Appropriately, all the tracks were recorded live in the studio, with occasional guitar support from Ron Smith. The bulk of the tracks are hard-driving covers of blues and blues/rock standards mainly drawn from the Chess Records catalog. These include Earl Hooker’s “You Got to Lose,” Bo Diddley’s “Ride On Josephine,” and Robert Johnson’s acoustic “Kind Hearted Woman.” “Madison Blues” is but one of many examples of how Elmore James was a principal influence on Thorogood.

On the other end of the spectrum, Thorogood blows some serious harp on the acoustic traditional, “John Hardy.” Perhaps the standout cover was the eight-minute medley that sandwiched John Lee Hooker’s “House Rent Boogie” and “One Bourbon, One Scotch, One Beer” together as one track.

None of these covers were pioneering or innovative, but they weren’t intended to be so. Even Thorogood’s originals, “Homesick Boy,” “I’ll Change My Style,” and the seven-minute closer, “Delaware Slide” were in the time honored tradition of putting new lyrics on old blues riffs.

The same is true of the other new Rough Records remastered release, 1978’s Move It On Over. There are gems on it reminiscent of the group’s debut. For example, the presence of Elmore James returns on “The Sky Is Crying” (in a more literal interpretation than what Stevie Ray Vaughan did a few years later) and “New Hawaiian Boogie.” “Uncle Meat” Pennington shakes maracas on Bo Diddley’s “Who Do You Love?” and the band is pure Chuck Berry on Berry’s “It Wasn’t Me.”
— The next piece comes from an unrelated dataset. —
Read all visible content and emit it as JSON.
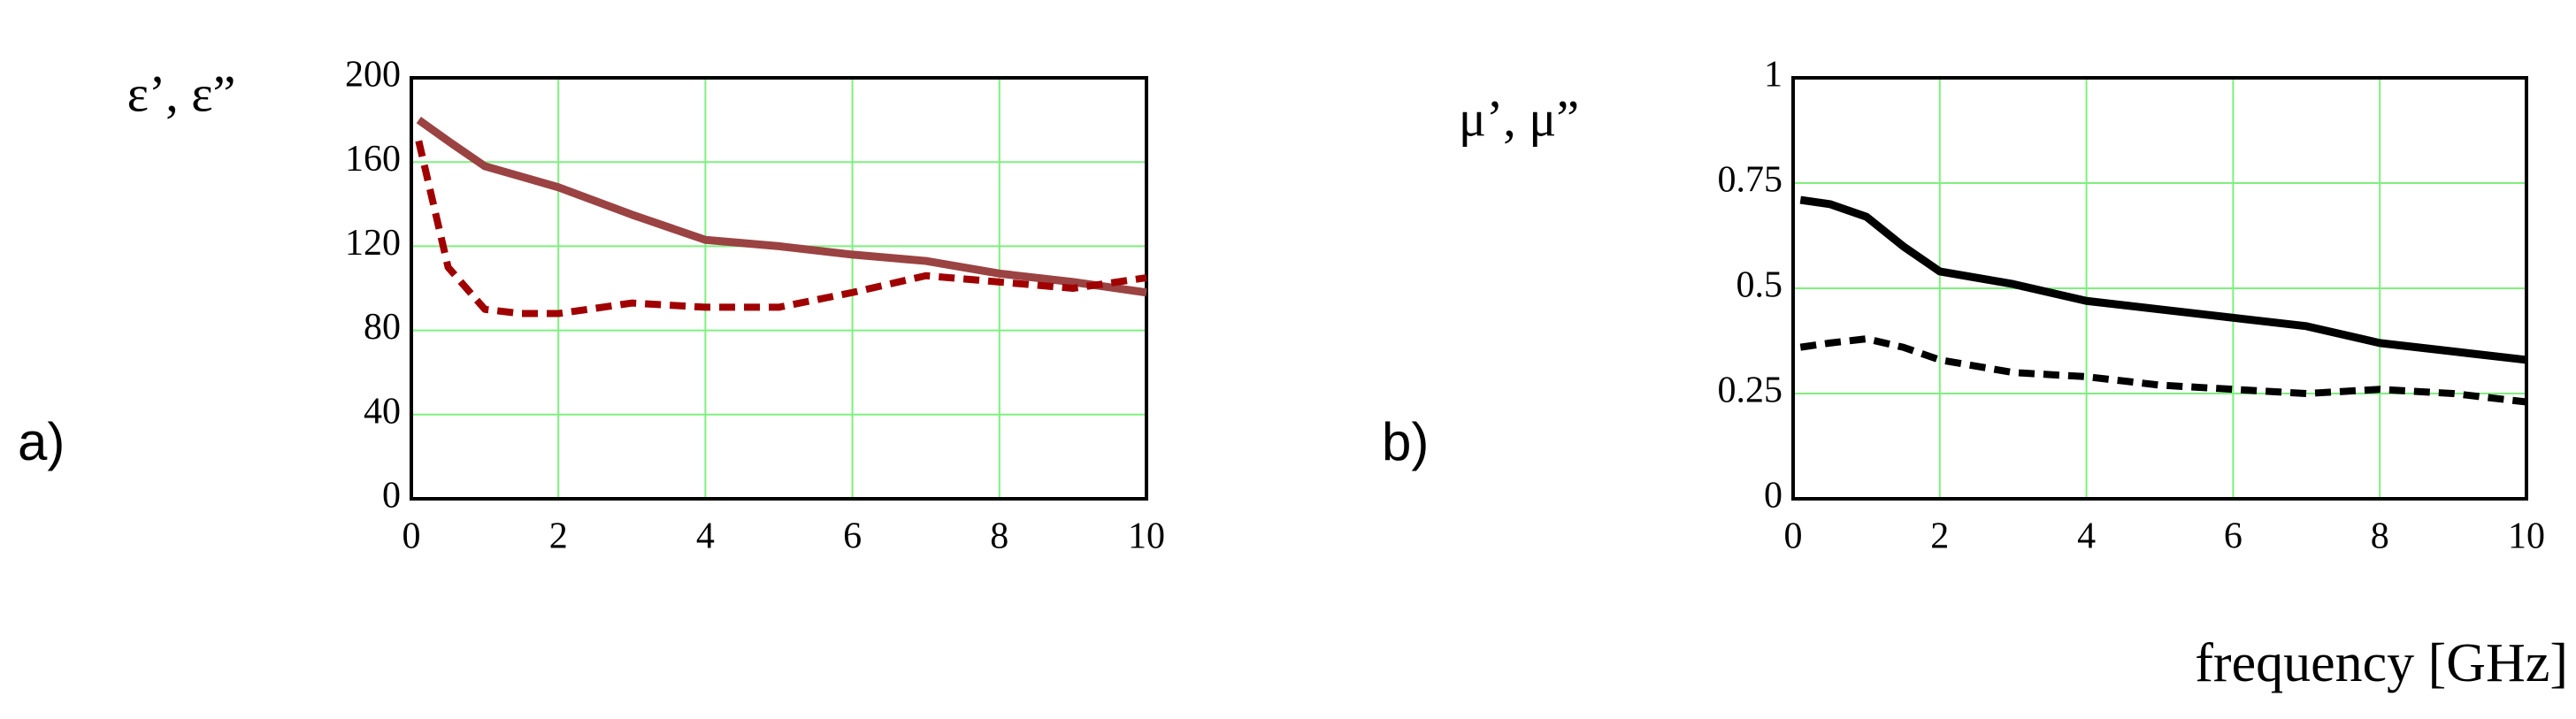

This time around, there’s a dip into the country/blues well, with the Hank Williams-penned title song and the rockabilly number “Cocaine Blues,” a T.J. Arnall cover. While The Destroyers were rarely known for slow, sad songs, “I’m Just Your Good Thing” is just such a country ballad penned by James Moore. Sadly, the vocals flatline on the second half of the set where more blues masters are represented, like Willie Dixon (“That Same Thing”), Brownie McGhee (“So Much Trouble”), and the more obscure Homesick James Williamson (“Baby Please Set a Date”).

Of the two reissues, George Thorogood and The Destroyers is the better realized package. It clearly showcases a band that had honed its live performance and could do their best songs in one straight go with minimal production needed. Move It On Over, on the other hand, seems like a grab bag of songs that might have been polished on stage, but apparently recorded in haste. Again, this is most notable with the lead vocals which sound more like demos than final cuts. It has its moments, but it’s not one I’d play start to finish when friends and family come by for a rollicking good evening. I’ll take one scotch, one bourbon, one beer, and George Thorogood and The Destroyers. It’s buh-buh-buh-bad.